Ms. Nicholson’s book had dealt with dozens and dozens of the “peasantry” (her 19th Century forgivable word), but Mr. Dennehy’s libretto brought that down to one man.
The “man” was sung–or keened in a special old-Irish language and music called sean-nòs (old style). Iarla O Lionáird is famed in Ireland for his voice and his multitude of Irish styles. In The Hunger, Mr. Lionáird was dressed informally, his voice lamenting at times, singing at times. Where Ms. Hanley gave apt descriptions, Mr. Lionáird in Gaelic prayed to various incarnations of Jesus, desponded of help, let us know that his wife Nellie was already dead, that his children were dying, that the “official:” aid agency couldn’t help him because his name wasn’t on the list.
In a way, the closest music to this was Gavin Bryars’ incredible Jesus Blood Never Failed Me Yet, but the Gaelic language gave it special impetus.
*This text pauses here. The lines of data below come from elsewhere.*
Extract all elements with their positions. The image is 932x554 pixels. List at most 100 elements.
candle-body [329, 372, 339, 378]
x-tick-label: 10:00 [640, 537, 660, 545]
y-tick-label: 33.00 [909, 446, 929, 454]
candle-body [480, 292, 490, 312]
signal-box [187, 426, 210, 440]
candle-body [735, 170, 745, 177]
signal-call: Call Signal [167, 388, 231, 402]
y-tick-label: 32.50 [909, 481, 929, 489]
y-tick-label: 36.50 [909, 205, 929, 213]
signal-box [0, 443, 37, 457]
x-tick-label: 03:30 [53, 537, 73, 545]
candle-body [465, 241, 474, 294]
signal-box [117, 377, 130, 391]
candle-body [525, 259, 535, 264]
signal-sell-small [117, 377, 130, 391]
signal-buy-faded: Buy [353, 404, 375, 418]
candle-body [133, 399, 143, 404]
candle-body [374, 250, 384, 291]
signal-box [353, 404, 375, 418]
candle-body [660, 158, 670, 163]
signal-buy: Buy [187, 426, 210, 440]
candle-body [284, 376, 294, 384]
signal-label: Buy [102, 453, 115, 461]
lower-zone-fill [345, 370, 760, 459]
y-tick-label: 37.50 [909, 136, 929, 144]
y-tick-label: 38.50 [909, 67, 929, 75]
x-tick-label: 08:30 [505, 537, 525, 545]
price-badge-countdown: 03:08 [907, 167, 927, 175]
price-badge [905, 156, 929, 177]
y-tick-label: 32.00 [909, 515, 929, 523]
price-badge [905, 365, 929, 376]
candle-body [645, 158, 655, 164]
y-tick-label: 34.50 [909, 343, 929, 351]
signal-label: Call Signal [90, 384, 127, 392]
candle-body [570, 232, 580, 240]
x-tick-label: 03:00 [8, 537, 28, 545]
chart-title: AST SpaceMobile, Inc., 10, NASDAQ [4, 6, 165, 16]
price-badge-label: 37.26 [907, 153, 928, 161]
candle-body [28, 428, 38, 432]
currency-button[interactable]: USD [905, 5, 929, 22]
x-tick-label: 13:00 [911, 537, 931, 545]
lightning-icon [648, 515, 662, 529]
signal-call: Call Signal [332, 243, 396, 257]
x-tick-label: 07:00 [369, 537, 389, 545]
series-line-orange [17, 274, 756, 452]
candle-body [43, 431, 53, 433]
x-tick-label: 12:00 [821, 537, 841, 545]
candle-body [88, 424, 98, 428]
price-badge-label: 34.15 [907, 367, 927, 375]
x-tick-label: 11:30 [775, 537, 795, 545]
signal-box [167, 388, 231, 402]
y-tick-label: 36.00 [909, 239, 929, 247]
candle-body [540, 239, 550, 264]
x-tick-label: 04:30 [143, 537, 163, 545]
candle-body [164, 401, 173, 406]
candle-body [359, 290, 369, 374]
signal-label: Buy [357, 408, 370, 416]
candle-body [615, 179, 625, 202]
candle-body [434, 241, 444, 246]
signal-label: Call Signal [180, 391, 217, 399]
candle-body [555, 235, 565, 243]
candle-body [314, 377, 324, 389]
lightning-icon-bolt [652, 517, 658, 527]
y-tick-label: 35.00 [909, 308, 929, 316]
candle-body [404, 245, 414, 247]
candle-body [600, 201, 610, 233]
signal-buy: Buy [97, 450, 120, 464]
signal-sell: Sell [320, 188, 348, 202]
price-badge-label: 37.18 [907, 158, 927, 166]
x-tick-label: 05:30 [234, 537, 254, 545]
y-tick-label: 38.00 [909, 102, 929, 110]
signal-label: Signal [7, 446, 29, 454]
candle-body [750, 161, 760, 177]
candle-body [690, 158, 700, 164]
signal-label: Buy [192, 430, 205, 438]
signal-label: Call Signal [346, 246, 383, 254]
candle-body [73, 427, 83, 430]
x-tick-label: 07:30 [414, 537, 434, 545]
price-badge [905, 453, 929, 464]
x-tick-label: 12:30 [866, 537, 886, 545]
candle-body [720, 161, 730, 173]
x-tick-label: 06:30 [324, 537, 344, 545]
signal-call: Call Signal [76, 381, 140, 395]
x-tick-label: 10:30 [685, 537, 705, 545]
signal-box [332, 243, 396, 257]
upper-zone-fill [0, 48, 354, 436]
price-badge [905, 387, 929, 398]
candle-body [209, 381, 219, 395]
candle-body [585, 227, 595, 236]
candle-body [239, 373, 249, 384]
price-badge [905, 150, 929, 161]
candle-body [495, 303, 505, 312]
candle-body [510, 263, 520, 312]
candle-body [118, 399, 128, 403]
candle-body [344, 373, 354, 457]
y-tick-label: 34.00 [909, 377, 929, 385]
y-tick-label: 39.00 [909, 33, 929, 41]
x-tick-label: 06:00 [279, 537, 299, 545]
Like Gustav Mahler’s song cycles for two soloists, the voices of Lionáird and Hanley never come together. Except in two cases, where they sang as one, and where Ms. Hanley doffed her American do-gooder stance and became her Irish counterpart. These are stirring moments. These are moments when the power, of the bilingual words, the terror of humanity’s inhumanity, the truth of famine and the sheer personal artistry are almost overpowering.
Behind the voices was Alarm Will Sound, were those 20-odd brilliant musicians under the baton of Alan Pierson. This was a music of unending throbbing. Not lyrical, rarely soloistic, but a tormenting tapestry of overlaying harmonies, intensity, unending blocks of sound intercepting each other. Not even attempting to reflect the words of this...er, cantata (I can’t think of another word). But underlying the whole schemata like a cosmic force.
Having ignored the original operatic production of The Hunger, I should be flailing myself with a hardwood shillelagh. Yet that was a documentary opera, with interviews, videos, with all the background necessary to understand this great famine. With this concert version, one heard, with all understated violence of hunger, a hopelessness, a horror and in the last words, the powerlessness which continues to this day.
The Hunger was proceeded with a work written originally for voice by one Eartheater (a.k.a. Alexandra Drewchin), who described her When Fire is Allowed to Finish as a piece about her problems of lost love, and whether or not to commit suicide. The original melodies had been orchestrated and arranged quite deftly, allowing Ms. Eartheater’s troubles to be enunciated by flautist Erin Lesser, leaving little impression.
Then again it was unfair to pair Eartheater’s (Ear-Theater’s?) personal grief with the suffering of humanity, encapsulated in Donnacha Dennehy’s great work. Listening to the sounds of the vocalists and the tremors of the orchestra, one realizes that dollars and love, dolors, religion and music itself are deceptive illusions compared to the truth of starvation itself.